Teachers also assist the students in analyzing the game’s outcomes once it has concluded. Students are urged to evaluate their performance and determine why some teams performed better than others.
Other Questions You Might Have:
Is Synthesis an All-Day School?
There is no full-time program at the Synthesis school at the moment. Children aged 8 to 14 can participate in the Synthesis enrichment program. They teach children a crucially vital ability that is rarely taught in conventional schools. Students are made to work in teams to tackle complicated problems instead of the regular curriculum they have to follow in any other conventional school. To give their children a well-rounded educational experience, parents frequently combine Synthesis with other educational programs and options.
What Is the Best Thing About Synthesis School?
The challenges are the best part. Reaching a predetermined number of points or a specific place on a map might be considered a challenge. Each game has a challenge that their child and their teammates must complete. The challenges are so much fun for everyone and strengthen their bond as a team.
The program’s emphasis on students teaching themselves may be the most important feature of the synthesis school. This is achieved by gamifying the learning process and using inquiry-based learning.
Does Synthesis Offer Specific Assistance to Students with Special Needs?
All students are encouraged to become super collaborators through synthesis. If your child has special needs, you can reach out to the synthesis customer happiness team at email@example.com. They will put you in touch with the right person so you can talk about your particular needs and the best accommodations.

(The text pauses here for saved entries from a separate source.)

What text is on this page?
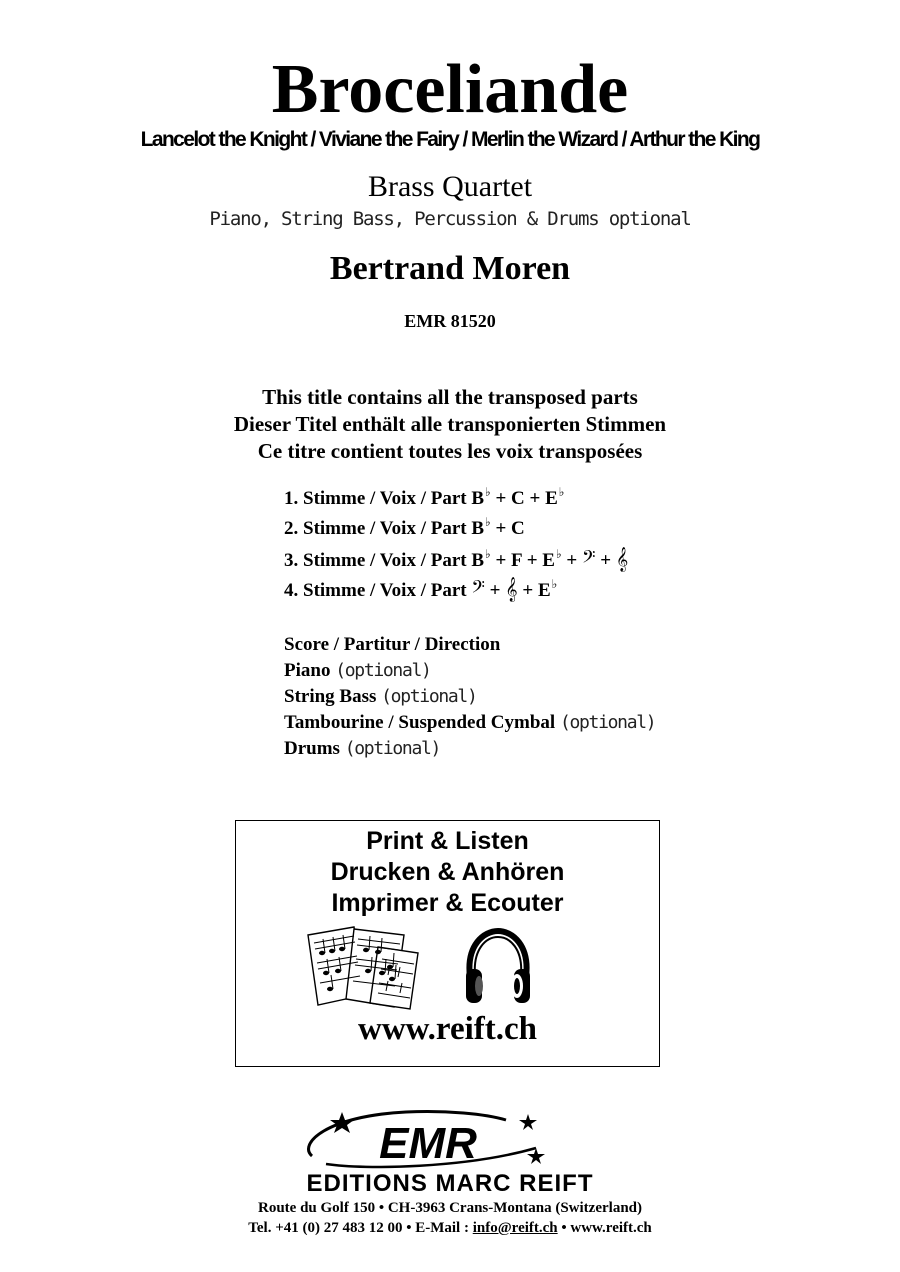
Broceliande
Lancelot the Knight / Viviane the Fairy / Merlin the Wizard / Arthur the King
Brass Quartet
Piano, String Bass, Percussion & Drums optional
Bertrand Moren
EMR 81520
This title contains all the transposed parts
Dieser Titel enthält alle transponierten Stimmen
Ce titre contient toutes les voix transposées
1. Stimme / Voix / Part B♭ + C + E♭
2. Stimme / Voix / Part B♭ + C
3. Stimme / Voix / Part B♭ + F + E♭ + 𝄢 + 𝄞
4. Stimme / Voix / Part 𝄢 + 𝄞 + E♭
Score / Partitur / Direction
Piano (optional)
String Bass (optional)
Tambourine / Suspended Cymbal (optional)
Drums (optional)
Print & Listen
Drucken & Anhören
Imprimer & Ecouter
www.reift.ch
EMR
EDITIONS MARC REIFT
Route du Golf 150 • CH-3963 Crans-Montana (Switzerland)
Tel. +41 (0) 27 483 12 00 • E-Mail : info@reift.ch • www.reift.ch
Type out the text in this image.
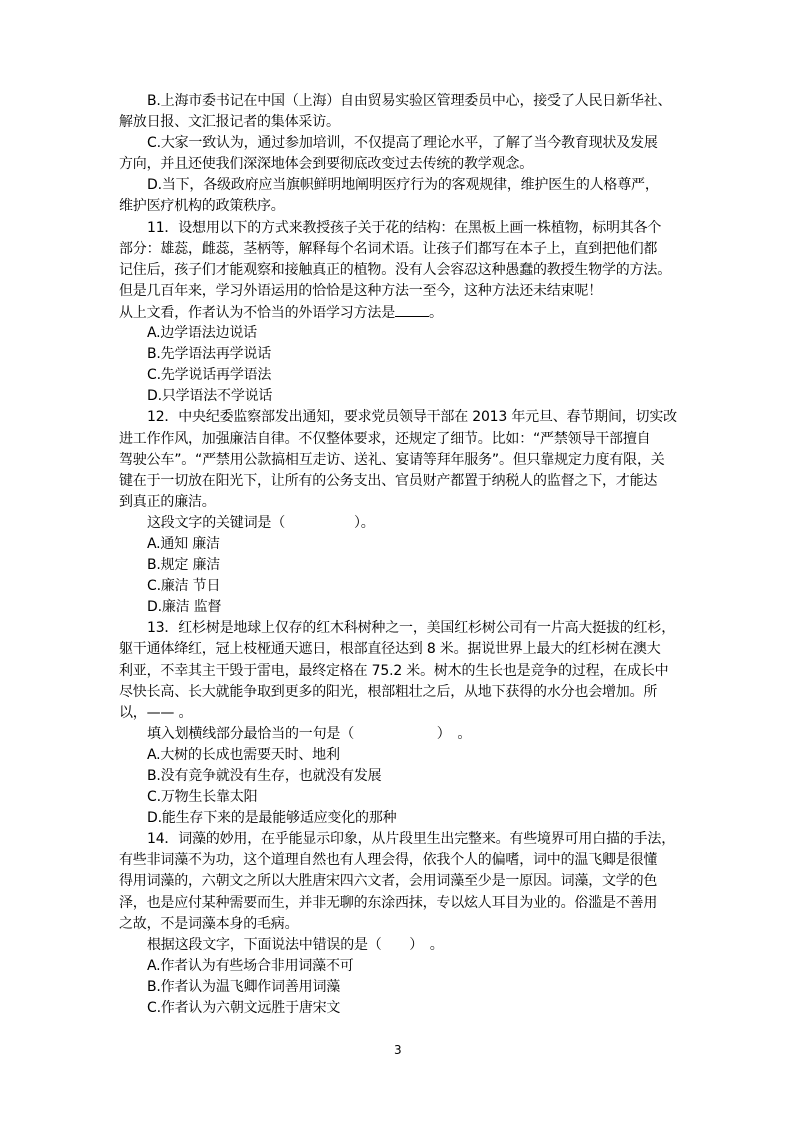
B.上海市委书记在中国（上海）自由贸易实验区管理委员中心，接受了人民日新华社、
解放日报、文汇报记者的集体采访。
C.大家一致认为，通过参加培训，不仅提高了理论水平，了解了当今教育现状及发展
方向，并且还使我们深深地体会到要彻底改变过去传统的教学观念。
D.当下，各级政府应当旗帜鲜明地阐明医疗行为的客观规律，维护医生的人格尊严，
维护医疗机构的政策秩序。
11．设想用以下的方式来教授孩子关于花的结构：在黑板上画一株植物，标明其各个
部分：雄蕊，雌蕊，茎柄等，解释每个名词术语。让孩子们都写在本子上，直到把他们都
记住后，孩子们才能观察和接触真正的植物。没有人会容忍这种愚蠢的教授生物学的方法。
但是几百年来，学习外语运用的恰恰是这种方法一至今，这种方法还未结束呢！
从上文看，作者认为不恰当的外语学习方法是 。
A.边学语法边说话
B.先学语法再学说话
C.先学说话再学语法
D.只学语法不学说话
12．中央纪委监察部发出通知，要求党员领导干部在 2013 年元旦、春节期间，切实改
进工作作风，加强廉洁自律。不仅整体要求，还规定了细节。比如：“严禁领导干部擅自
驾驶公车”。“严禁用公款搞相互走访、送礼、宴请等拜年服务”。但只靠规定力度有限，关
键在于一切放在阳光下，让所有的公务支出、官员财产都置于纳税人的监督之下，才能达
到真正的廉洁。
这段文字的关键词是（　　　　　）。
A.通知 廉洁
B.规定 廉洁
C.廉洁 节日
D.廉洁 监督
13．红杉树是地球上仅存的红木科树种之一，美国红杉树公司有一片高大挺拔的红杉，
躯干通体绛红，冠上枝桠通天遮日，根部直径达到 8 米。据说世界上最大的红杉树在澳大
利亚，不幸其主干毁于雷电，最终定格在 75.2 米。树木的生长也是竞争的过程，在成长中
尽快长高、长大就能争取到更多的阳光，根部粗壮之后，从地下获得的水分也会增加。所
以，—— 。
填入划横线部分最恰当的一句是（　　　　　　）　。
A.大树的长成也需要天时、地利
B.没有竞争就没有生存，也就没有发展
C.万物生长靠太阳
D.能生存下来的是最能够适应变化的那种
14．词藻的妙用，在乎能显示印象，从片段里生出完整来。有些境界可用白描的手法，
有些非词藻不为功，这个道理自然也有人理会得，依我个人的偏嗜，词中的温飞卿是很懂
得用词藻的，六朝文之所以大胜唐宋四六文者，会用词藻至少是一原因。词藻，文学的色
泽，也是应付某种需要而生，并非无聊的东涂西抹，专以炫人耳目为业的。俗滥是不善用
之故，不是词藻本身的毛病。
根据这段文字，下面说法中错误的是（　　）　。
A.作者认为有些场合非用词藻不可
B.作者认为温飞卿作词善用词藻
C.作者认为六朝文远胜于唐宋文
3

Finding solutions that are tailored to your children’s requirements can get very challenging. The good news is that Synthesis is an innovative programme that is designed with accelerated learning and a challenging educational environment in mind.
Does Synthesis Provide Lessons in a Variety of Languages?
At this time, students must be fluent in English to participate in any Synthesis sessions. Cohorts taught in other languages should be available soon, they expect. If you have any questions or concerns, please contact their Customer Happiness team at firstname.lastname@example.org.
For Whom is Synthesis Advised?
This programme is suggested to anyone looking for a special approach to stretching their child’s thinking and problem-solving abilities while making it enjoyable for them. Our goal should always be to teach our children how to think rather than what to think.
Synthesis helps you accomplish that goal by fostering innovative problem-solving and teamwork and training your amiable yet initially reserved child to express their viewpoints. It will be amazing to watch your youngster gain the courage to speak up and collaborate with others to find creative solutions to issues. Your kid will always have a big smile on their face when they leave a session!
What is the Data Protection Policy for Synthesis?
All information on their platform belongs to Synthesis. They put data-access controls in place across all of their applications. Where appropriate, they permit student-to-student, student-to-parent, and student/parent-to-teacher data access. They do list some properties as being unavailable. They never sell or divulge student information to outside parties.
More information regarding their data protection practices is available at www.synthesis.com/privacy and www.synthesis.com/COPPA.
To evaluate exceptional pupils, Synthesis uses interactive, real-world simulation games. Each week, a cohort of students gets together to play these sophisticated, inventive games and simulations. An adult facilitator moderates these sessions to promote teamwork and push the students to think critically.
In essence, decision-making, cooperation, and sense-making. Every element of Synthesis incorporates these three significant development areas. Synthesis fosters a culture where making mistakes is recognized as essential to learning. A mistake is an opportunity to learn what doesn’t work so that you can recognize it when it does.
Synthesis is relentlessly accelerated. The gamified learning assignments are challenging and intricate, but they are organized and aided so that even the difficulty itself feels inviting.